In my brain, I know all these things and I know I should be sympathetic. But, unfortunately, your brain doles out knowledge but your soul doles out sympathy and understanding, and my soul is all shut down today. I have compassion fatigue… nothing left to give. All I can hear right now is “I want…,” “I need…,” “Get me…” “When will you…” The part of me that cares about the child behind these requests stopped functioning sometime around 1 pm today when Tanner interrupted the 15 minutes I tried to claim to myself eating lunch on my bed with the TV on. She needed miralax because she felt constipated. A realistic request, but so ill-timed.
I know she is only six years old and that she doesn’t understand when she’s asked for too much, but she has. I’m just filling requests like a begrudging robot at this point.
My husband wonders why I stay up so late after everyone is gone to bed. It’s not that I don’t need the sleep. I fall asleep sitting up almost every day while I’m putting Jake down for a nap. I stay up after everyone goes to bed because I know, if I am lucky, that there is a good chance that for hours, no one will ask me for anything. That I can do exactly what I want to do, uninterrupted.

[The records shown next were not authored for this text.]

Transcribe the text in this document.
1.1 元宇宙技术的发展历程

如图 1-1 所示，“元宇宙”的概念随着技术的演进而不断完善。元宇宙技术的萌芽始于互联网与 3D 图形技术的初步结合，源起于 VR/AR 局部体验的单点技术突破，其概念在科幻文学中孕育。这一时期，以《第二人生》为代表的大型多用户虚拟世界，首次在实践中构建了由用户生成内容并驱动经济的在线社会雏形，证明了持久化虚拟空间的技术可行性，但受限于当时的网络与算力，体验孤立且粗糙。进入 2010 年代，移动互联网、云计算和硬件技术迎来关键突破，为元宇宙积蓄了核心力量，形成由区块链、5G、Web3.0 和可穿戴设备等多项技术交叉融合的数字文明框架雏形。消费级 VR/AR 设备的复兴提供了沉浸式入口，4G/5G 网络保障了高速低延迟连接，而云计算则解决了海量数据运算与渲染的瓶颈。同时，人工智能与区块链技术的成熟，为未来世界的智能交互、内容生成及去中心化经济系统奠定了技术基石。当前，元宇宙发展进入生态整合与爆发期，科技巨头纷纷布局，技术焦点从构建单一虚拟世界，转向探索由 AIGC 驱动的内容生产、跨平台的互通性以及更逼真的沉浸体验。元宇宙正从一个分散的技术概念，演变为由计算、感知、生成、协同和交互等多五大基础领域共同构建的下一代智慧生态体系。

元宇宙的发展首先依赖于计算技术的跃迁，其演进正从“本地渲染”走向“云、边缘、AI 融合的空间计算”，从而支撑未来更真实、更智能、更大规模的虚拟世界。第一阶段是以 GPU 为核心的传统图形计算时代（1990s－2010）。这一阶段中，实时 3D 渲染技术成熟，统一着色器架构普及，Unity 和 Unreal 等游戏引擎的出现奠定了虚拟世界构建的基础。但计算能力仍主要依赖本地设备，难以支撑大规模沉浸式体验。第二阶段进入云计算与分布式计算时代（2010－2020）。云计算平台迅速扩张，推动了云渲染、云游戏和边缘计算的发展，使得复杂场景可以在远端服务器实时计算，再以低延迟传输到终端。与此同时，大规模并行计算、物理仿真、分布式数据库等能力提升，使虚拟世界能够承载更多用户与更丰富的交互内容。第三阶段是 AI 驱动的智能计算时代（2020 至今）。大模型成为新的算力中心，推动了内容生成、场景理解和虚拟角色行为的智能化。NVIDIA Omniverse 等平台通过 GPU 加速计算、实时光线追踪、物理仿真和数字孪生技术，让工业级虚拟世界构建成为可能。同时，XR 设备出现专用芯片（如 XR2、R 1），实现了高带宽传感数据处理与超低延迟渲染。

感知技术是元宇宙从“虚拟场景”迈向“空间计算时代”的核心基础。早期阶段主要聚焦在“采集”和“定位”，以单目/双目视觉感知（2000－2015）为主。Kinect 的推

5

And, it’s worth whatever sleep I lose doing it, because it preserves my sanity and allows me to wake up the next morning and fill requests all day without feeling resentful about it. I have a feeling a lot of Mom’s do this.
But, I think that having a child with cancer adds a layer to Momdom that complicates things. That makes your need for a compassion recharge that much greater. And, I’m fresh out.

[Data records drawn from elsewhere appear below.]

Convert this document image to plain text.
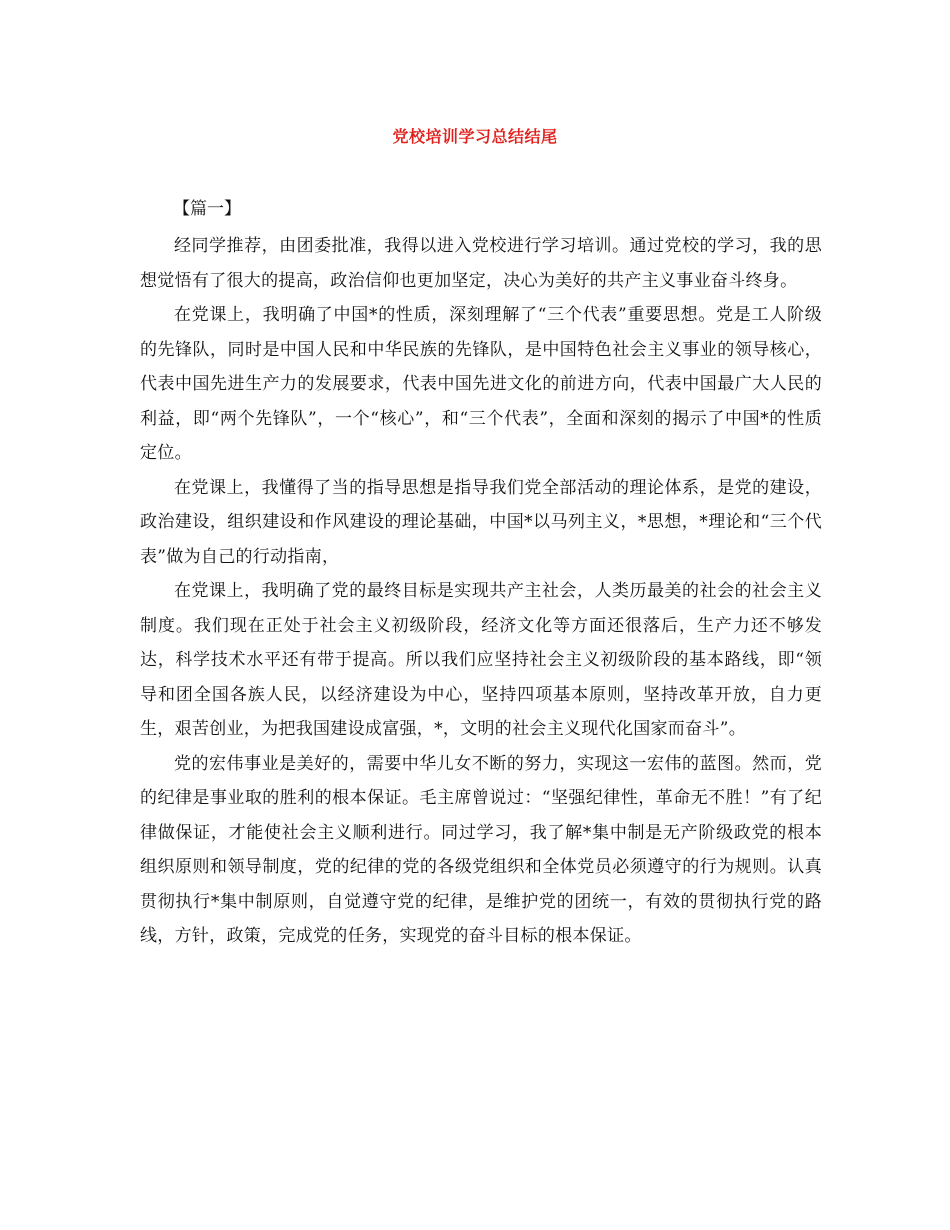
党校培训学习总结结尾

【篇一】

经同学推荐，由团委批准，我得以进入党校进行学习培训。通过党校的学习，我的思想觉悟有了很大的提高，政治信仰也更加坚定，决心为美好的共产主义事业奋斗终身。

在党课上，我明确了中国*的性质，深刻理解了“三个代表”重要思想。党是工人阶级的先锋队，同时是中国人民和中华民族的先锋队，是中国特色社会主义事业的领导核心，代表中国先进生产力的发展要求，代表中国先进文化的前进方向，代表中国最广大人民的利益，即“两个先锋队”，一个“核心”，和“三个代表”，全面和深刻的揭示了中国*的性质定位。

在党课上，我懂得了当的指导思想是指导我们党全部活动的理论体系，是党的建设，政治建设，组织建设和作风建设的理论基础，中国*以马列主义，*思想，*理论和“三个代表”做为自己的行动指南，

在党课上，我明确了党的最终目标是实现共产主社会，人类历最美的社会的社会主义制度。我们现在正处于社会主义初级阶段，经济文化等方面还很落后，生产力还不够发达，科学技术水平还有带于提高。所以我们应坚持社会主义初级阶段的基本路线，即“领导和团全国各族人民，以经济建设为中心，坚持四项基本原则，坚持改革开放，自力更生，艰苦创业，为把我国建设成富强，*，文明的社会主义现代化国家而奋斗”。

党的宏伟事业是美好的，需要中华儿女不断的努力，实现这一宏伟的蓝图。然而，党的纪律是事业取的胜利的根本保证。毛主席曾说过：“坚强纪律性，革命无不胜！”有了纪律做保证，才能使社会主义顺利进行。同过学习，我了解*集中制是无产阶级政党的根本组织原则和领导制度，党的纪律的党的各级党组织和全体党员必须遵守的行为规则。认真贯彻执行*集中制原则，自觉遵守党的纪律，是维护党的团统一，有效的贯彻执行党的路线，方针，政策，完成党的任务，实现党的奋斗目标的根本保证。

It’s an ugly thing to talk about and definitely not one of my finer moments, but it’s where I am. Tomorrow, after the visit to the pediatricians, and possibly the Vandy ER, after the Easter Egg hunt at church, I will run away. I will go to the movies with a girlfriend, or even just by myself. And my wonderful husband will recognize my need for this recharge and send me off with the reassurance that I should stay gone as long as I like.
And, when and if I do come back (lol), I will do more than just go through the motions. I’ll add a kiss and a hug to the bandaid and Neosporin routine. And, I will actually mean it.